Abdelrahman
Astronomers have made an intriguing discovery concerning the universe’s smallest and faintest galaxy type, known as Ultra-Diffuse Galaxies (UDGs).
A research team investigating these elusive galaxies has found that nearly half of the UDGs analyzed exhibit motions that contradict earlier theories regarding their formation and evolution. Specifically, the team observed an unanticipated rotational movement of stars within several of these dwarf galaxies.
The researchers obtained these insights while examining stellar motion in 30 UDGs situated in the Hydra galaxy cluster, which is located over 160 million light-years from Earth. These findings may significantly alter our understanding of how UDGs develop and change over time.
“The results we achieved were particularly rewarding,” stated Chiara Buttitta, a researcher from the National Institute for Astrophysics and co-author of a related paper. “Not only were we able to determine the stellar motions within these extraordinarily faint galaxies, but we also discovered something unexpected.”

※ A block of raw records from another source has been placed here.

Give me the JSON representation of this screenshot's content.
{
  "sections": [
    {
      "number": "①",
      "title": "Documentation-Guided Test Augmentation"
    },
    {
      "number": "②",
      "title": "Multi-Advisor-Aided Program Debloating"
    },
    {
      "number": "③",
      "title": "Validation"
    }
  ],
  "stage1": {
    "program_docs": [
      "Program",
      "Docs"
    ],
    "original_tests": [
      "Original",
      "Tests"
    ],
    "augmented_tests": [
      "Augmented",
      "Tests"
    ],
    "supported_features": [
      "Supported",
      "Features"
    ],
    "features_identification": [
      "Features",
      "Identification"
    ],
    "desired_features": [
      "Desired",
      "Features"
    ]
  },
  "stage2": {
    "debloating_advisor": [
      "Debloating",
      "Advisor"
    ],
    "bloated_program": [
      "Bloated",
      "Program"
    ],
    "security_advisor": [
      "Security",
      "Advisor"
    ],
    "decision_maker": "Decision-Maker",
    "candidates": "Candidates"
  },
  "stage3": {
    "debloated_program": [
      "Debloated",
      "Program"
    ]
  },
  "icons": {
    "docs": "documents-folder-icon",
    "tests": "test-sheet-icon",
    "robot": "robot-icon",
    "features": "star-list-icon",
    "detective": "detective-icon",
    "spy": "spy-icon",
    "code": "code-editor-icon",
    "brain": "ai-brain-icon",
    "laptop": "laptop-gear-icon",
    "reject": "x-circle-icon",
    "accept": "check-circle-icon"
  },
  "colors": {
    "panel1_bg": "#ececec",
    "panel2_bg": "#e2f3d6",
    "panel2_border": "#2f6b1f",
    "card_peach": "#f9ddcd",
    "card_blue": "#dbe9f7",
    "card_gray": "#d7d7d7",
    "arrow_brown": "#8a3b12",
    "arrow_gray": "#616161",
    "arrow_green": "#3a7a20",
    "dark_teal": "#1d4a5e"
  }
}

The investigative team employed the “Looking into the faintest With MUSE” (LEWIS) observational program, which utilizes the MUSE integral field spectrograph located on the Very Large Telescope (VLT) in Chile—known as the most advanced facility for visible-light astronomy worldwide.
The Origins of Ultra-Diffuse Galaxies
Ultra-Diffuse Galaxies were first identified in 2015, and their unusual formation and evolution have posed complex challenges for astronomers.
The findings from the LEWIS project enabled the research team to conclude that UDGs inhabit environments with significant variations in physical properties, the abundance of dark matter, and the characteristics of their stars, including their motions and compositions.
In particular, the scientists conducted an in-depth analysis of “UDG32,” a dwarf galaxy located at the end of a gas filament connected to the spiral galaxy “NGC 3314A.”
One prevailing theory about UDG formation posits that they arise when gas filaments from larger galaxies are drawn in by gravitational influences.
If gas clouds remain within these filaments, they may become too dense and collapse, therefore giving rise to stars that subsequently form the basis of a UDG.
The data gathered from the LEWIS project confirmed that UDG32’s connection to the filament tail of NGC3314A is not merely coincidental. There are underlying factors making UDG32 appear to be located at the end of NGC3314A’s tidal tail.
Moreover, UDG32 contains a higher concentration of elements heavier than hydrogen and helium—commonly referred to as “metals”—compared to other UDGs in the Hydra cluster.
These metals are created through nuclear fusion processes within stars and are dispersed into the universe when these stars reach the end of their life cycles, becoming the building blocks for future generations of stars.
This is particularly noteworthy because, although the stars in UDG32 are younger than those in other UDGs within the Hydra cluster, they contain a greater abundance of metals. This indicates that they formed from gas and dust enriched by older stars from nearby, suggesting that this UDG likely originated from its neighboring spiral galaxy.
The discoveries made by the research team serve as strong validation for the LEWIS initiative, which has effectively doubled the number of UDGs analyzed through spectroscopy. Furthermore, LEWIS has provided the first comprehensive overview of these faint galaxies within a still-forming galaxy cluster.
“The LEWIS project posed significant challenges. Upon its acceptance by ESO, we realized it would yield a trove of data for exploration, and it has indeed delivered,” remarked Enrichetta Iodice, the scientific director of LEWIS.
“The true strength of LEWIS lies in its integral spectroscopy capabilities, which allow us to simultaneously examine each galaxy’s stellar motion as well as its average stellar population,” Iodice explained, “enabling us to gain insight into the formation age and characteristics of globular clusters, crucial indicators of dark matter presence.
By piecing together these individual findings like a puzzle, we can reconstruct the formation history of these systems.”
The research team’s work has been detailed in two publications featured in the journal Astronomy & Astrophysics.